PERSONALITY AND INTERPERSONAL RELATIONSHIPS:

        The personality profile of the child with the adopted child syndrome resembles that of a person with conduct disorder: More specifically, the impulsiveness and low frustration tolerance typically associated with conduct disorders are present in the adopted child syndrome. The child may display a superficial charm, shamelessly prevaricate to and manipulate others, and show little guilt or remorse for hateful acts or transgressions committed. The child may lack deeply felt, meaningful relationships. Interactions with parents and authority figures are marked by frequent provocative and disruptive limit-testing behavior. Finally, the child seems to expect or invite rejection by his or her parents and other authority figures.

IDEATIONAL CONTENT:

        As the adoptee shares his or her private adoption-related thoughts, fantasies, and dreams, the vulnerable side of his or her personality emerges. This accessible vulnerability distinguishes the adopted child syndrome from DSM-IV-type conduct disorder and is crucial to the differential diagnosis and treatment planning. Typically, the child reveals an elaborate preoccupation with his or her origins and the circumstances of the adoption as well as a hypersensitivity to rejection of any kind.

        In projective test responses, play therapy, or interviews, the child will reveal privately held questions, fantasies, and beliefs about his or her origins. This ideation often is distorted, unrealistic, and obsessive - especially with regard to having two sets of parents. The child often demonstrates elaborate images of the unknown birth parents, who are believed to be either

  evil, immoral, and rejecting or idealized, loving, generous, and powerful. The child often believes that the birth mother was promiscuous, even a prostitute. These fantasies may be understood as attempts to cope with the injury of the imagined rejection. Because he or she partially identifies with his or her birth parents as they are idealized, such fantasies invariably distort the child's self-image.

        The child also struggles with feelings of anger toward the adoptive parents that are aroused by these fantasies. Their role in the adoption may be construed as theft in the child's mind, as well as an aggression against both the birth parents and the child. The adoptive parents' failure to recognize the child's urgent curiosity about his or her original parents may be taken as a rejection of the birth parents and, by extension, a rejection of the genetic heritage of the child. The child tends to construe their failure to discuss adoption candidly as a form of lying. Paradoxically, children may feel the need to protect their adoptive parents from their interest in their birth parents but also resent feeling obligated to them for "the rescue" (Lifton, 1988).
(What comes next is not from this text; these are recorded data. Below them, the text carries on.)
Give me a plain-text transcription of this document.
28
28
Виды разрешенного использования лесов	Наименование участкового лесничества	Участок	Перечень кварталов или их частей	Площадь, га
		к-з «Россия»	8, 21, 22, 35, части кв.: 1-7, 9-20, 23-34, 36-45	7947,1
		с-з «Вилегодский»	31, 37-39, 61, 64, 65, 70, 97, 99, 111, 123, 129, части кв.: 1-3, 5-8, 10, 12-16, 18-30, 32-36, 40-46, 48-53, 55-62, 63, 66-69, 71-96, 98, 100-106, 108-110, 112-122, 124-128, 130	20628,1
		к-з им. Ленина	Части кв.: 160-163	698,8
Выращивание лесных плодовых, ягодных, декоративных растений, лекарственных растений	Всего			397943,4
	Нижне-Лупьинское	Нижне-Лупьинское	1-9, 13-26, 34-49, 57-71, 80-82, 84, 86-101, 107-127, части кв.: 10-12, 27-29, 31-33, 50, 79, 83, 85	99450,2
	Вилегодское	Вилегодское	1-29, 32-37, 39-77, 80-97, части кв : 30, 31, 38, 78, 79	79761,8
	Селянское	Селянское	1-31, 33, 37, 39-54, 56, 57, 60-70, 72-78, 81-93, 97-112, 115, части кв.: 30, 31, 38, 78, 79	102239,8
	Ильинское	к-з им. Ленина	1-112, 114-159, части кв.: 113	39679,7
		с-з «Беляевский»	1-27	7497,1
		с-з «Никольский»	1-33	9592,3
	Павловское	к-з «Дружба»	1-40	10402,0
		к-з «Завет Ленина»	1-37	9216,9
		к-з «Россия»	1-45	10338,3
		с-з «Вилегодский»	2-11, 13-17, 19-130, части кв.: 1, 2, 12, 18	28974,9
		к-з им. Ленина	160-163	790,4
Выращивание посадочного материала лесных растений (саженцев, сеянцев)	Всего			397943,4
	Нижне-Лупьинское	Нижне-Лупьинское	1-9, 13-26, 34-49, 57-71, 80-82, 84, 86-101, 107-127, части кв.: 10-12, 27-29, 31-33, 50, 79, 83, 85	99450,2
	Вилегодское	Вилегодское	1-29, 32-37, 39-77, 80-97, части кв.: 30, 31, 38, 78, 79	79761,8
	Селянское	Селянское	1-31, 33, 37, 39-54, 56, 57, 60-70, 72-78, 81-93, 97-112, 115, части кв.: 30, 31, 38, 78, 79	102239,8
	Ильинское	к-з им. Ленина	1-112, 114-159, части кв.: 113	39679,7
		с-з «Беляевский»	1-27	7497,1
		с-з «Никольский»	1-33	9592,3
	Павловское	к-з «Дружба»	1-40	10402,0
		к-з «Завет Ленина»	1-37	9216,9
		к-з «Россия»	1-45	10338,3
THE CHILD'S QUEST FOR IDENTITY

        Information about one's beginnings and ancestors is an essential building block in identity formation during childhood and adolescence. An adopted child usually learns little about his or her origins, perhaps a few details (often fictional) about his or her birth parents and an idealized version of the adoption (the "chosen-child" story). As the child matures, he or she reworks and reinterprets this story, which is poorly understood during early childhood (Brodzinsky, Schecter, & Henig, 1992). In addition to whatever is imparted by his or her adoptive parents, the child also gleans cultural clues. For instance, children become aware that, in many adoptions, the birth parents are not married.